Allocating Trump an Electoral College majority of between 274 and 338, he spells out the “Trump can win” reality of this campaign: “Trump survives a Latino surge in the south and west; Clinton fails to bring home young voters in the south-east and Midwest; Libertarians give Trump a foothold in the north-east; the Rust Belt puts a nail in the coffin – and with somewhere between 274 and 338 electoral votes, Donald J. Trump becomes 45th president of the United States.”
Supporters shake hands with Hillary Clinton in Salinas, California. Photo: AP
Clinton will get the Democratic nomination. But when the primaries are done and dusted, what shape will she be in as she embarks on a hard-slog march towards the White House – against this wily opponent who, seemingly, goes unpunished by the electorate for his vague policies that shift with the breeze.
Will she get the same consolidation, or bounce, in the polls as Trump did on becoming the presumptive nominee? Will uniting her party be any tougher, or easier for Clinton than it has been for Trump? Can she bring sufficient Sanders supporters on board to make a difference? And does she get an additional lift as an unusually high rate of undecided voters make their call?
Will any lift in poll support for Clinton amount to a timely whack for the insufferable Trump?

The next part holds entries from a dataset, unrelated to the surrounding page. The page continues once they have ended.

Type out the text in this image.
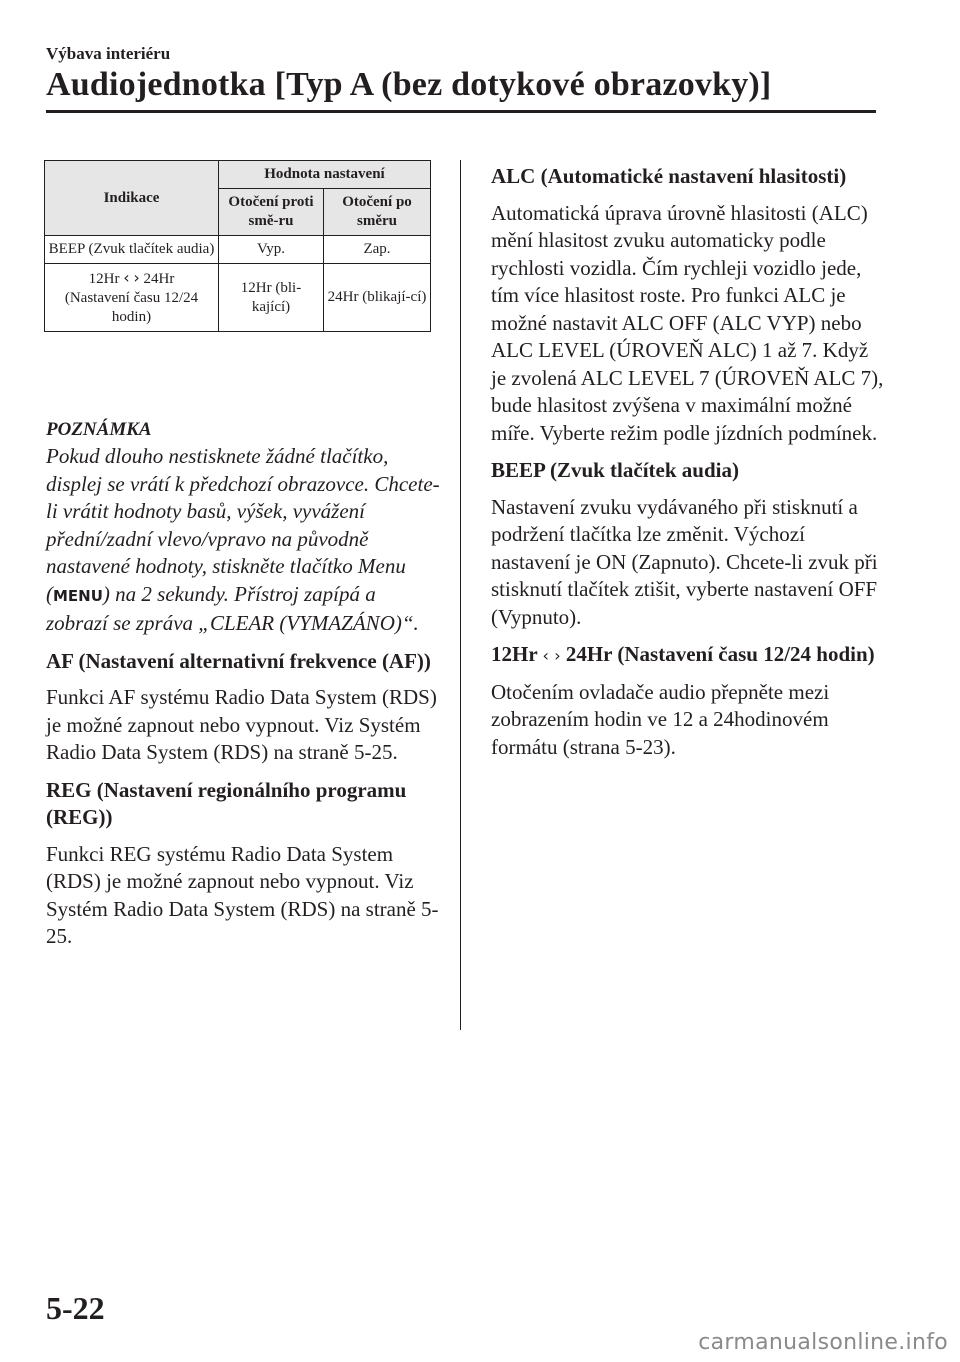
Výbava interiéru
Audiojednotka [Typ A (bez dotykové obrazovky)]
Indikace	Hodnota nastavení	
	Otočení proti smě-ru	Otočení po směru
BEEP (Zvuk tlačítek audia)	Vyp.	Zap.
12Hr ‹ › 24Hr
(Nastavení času 12/24 hodin)	12Hr (bli-kající)	24Hr (blikají-cí)

POZNÁMKA

Pokud dlouho nestisknete žádné tlačítko, displej se vrátí k předchozí obrazovce. Chcete-li vrátit hodnoty basů, výšek, vyvážení přední/zadní vlevo/vpravo na původně nastavené hodnoty, stiskněte tlačítko Menu (MENU) na 2 sekundy. Přístroj zapípá a zobrazí se zpráva „CLEAR (VYMAZÁNO)“.

AF (Nastavení alternativní frekvence (AF))

Funkci AF systému Radio Data System (RDS) je možné zapnout nebo vypnout. Viz Systém Radio Data System (RDS) na straně 5-25.

REG (Nastavení regionálního programu (REG))

Funkci REG systému Radio Data System (RDS) je možné zapnout nebo vypnout. Viz Systém Radio Data System (RDS) na straně 5-25.

ALC (Automatické nastavení hlasitosti)

Automatická úprava úrovně hlasitosti (ALC) mění hlasitost zvuku automaticky podle rychlosti vozidla. Čím rychleji vozidlo jede, tím více hlasitost roste. Pro funkci ALC je možné nastavit ALC OFF (ALC VYP) nebo ALC LEVEL (ÚROVEŇ ALC) 1 až 7. Když je zvolená ALC LEVEL 7 (ÚROVEŇ ALC 7), bude hlasitost zvýšena v maximální možné míře. Vyberte režim podle jízdních podmínek.

BEEP (Zvuk tlačítek audia)

Nastavení zvuku vydávaného při stisknutí a podržení tlačítka lze změnit. Výchozí nastavení je ON (Zapnuto). Chcete-li zvuk při stisknutí tlačítek ztišit, vyberte nastavení OFF (Vypnuto).

12Hr ‹ › 24Hr (Nastavení času 12/24 hodin)

Otočením ovladače audio přepněte mezi zobrazením hodin ve 12 a 24hodinovém formátu (strana 5-23).

5-22
carmanualsonline.info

An anti-Trump protester hold a Trump campaign hat that has been set on fire as protesters and Trump supporters clash near in San Diego last month. Photo: San Diego Tribune/AP
It’s worth casting back to this point in the 2008 campaign – a certain Hillary Clinton was still in the primaries race; she defeated a guy by the name of Barack Obama in the California primary and in five more of the last nine primaries.
Obama emerged triumphant, from the primaries and the general election, in which he won the popular vote by a margin of about 4 per cent.
The question is this: is Clinton, at the end of her long career in public life, as good as Obama was at the start of his? Does her insistent appeal to be a first – America’s first female president – have the same excitement that turbocharged Obama’s appeal so early in his public life, to be a first – the first African-American president of the US?
Is Clinton a match for Trump’s Dr Feelgood blather – usually unexplained, mostly un-detailed and almost never costed?
Or does she die in a Pennsylvania ditch?